Murat Özçelik
Muhalefet şimdiden dış politika alanında neler yapmalıdır?
Bugün ülkemizin en büyük sorunu, dış politikada içinde bulunduğumuz açmazdır. Muhalefet, dış politikamızda gerekli ayarları yapacağımıza dair mesajları, Erdoğan “siz milli değilsiniz” diye içerde bağırır, “oy kaybederiz” korkusuyla dış dünyaya vermezse geç kalmış olacağız. Zira ülkemizin dış dünya nezdinde yeniden güvenilir bir partner haline gelmesi, bugün en önemli meselemizdir. Muhalefetin halkımıza, ekonomik olarak rahatlaması, enflasyonun alt edilmesi için dış politikanın neden öncelik taşıdığını iyice anlatması ve önümüzdeki seçimlerden evvel dışarıya dönük adımlar atması elzemdir.
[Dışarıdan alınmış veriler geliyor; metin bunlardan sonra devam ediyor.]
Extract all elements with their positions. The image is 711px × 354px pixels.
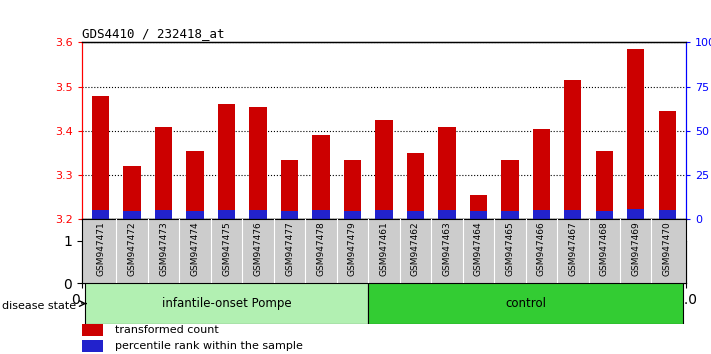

Ben aşağıda sadece önemli partnerlerimizle ilişkilerimizi normale dönüştürecek ana meselelere değindim.
Avrupa Birliği
Avrupa Birliği bizim en önemli ekonomik partnerimizdir. Şimdiki Cumhurbaşkanının politikaları yüzünden AB ülkelerinin Türkiye’ye sadece Suriyeli mültecilerin Avrupa’ya göçünü engellemek için para verilen ülke muamelesi yapıyor olmaları esef vericidir.
AB’ye üyelik ile ilgili hedefimiz, muhalefet tarafından gerçekçi bir çizgiye oturtulmalıdır. AB’ye yönelik çok ciddi bir inandırıcılık sorunumuz vardır. Muhalefetin birinci önceliği bu inandırıcılık sorununu aşmak ve AB ile “birlikteliği” (togetherness) somut anlamda pekiştirecek adımlar atmaya hazır olduğu mesajını vermektir.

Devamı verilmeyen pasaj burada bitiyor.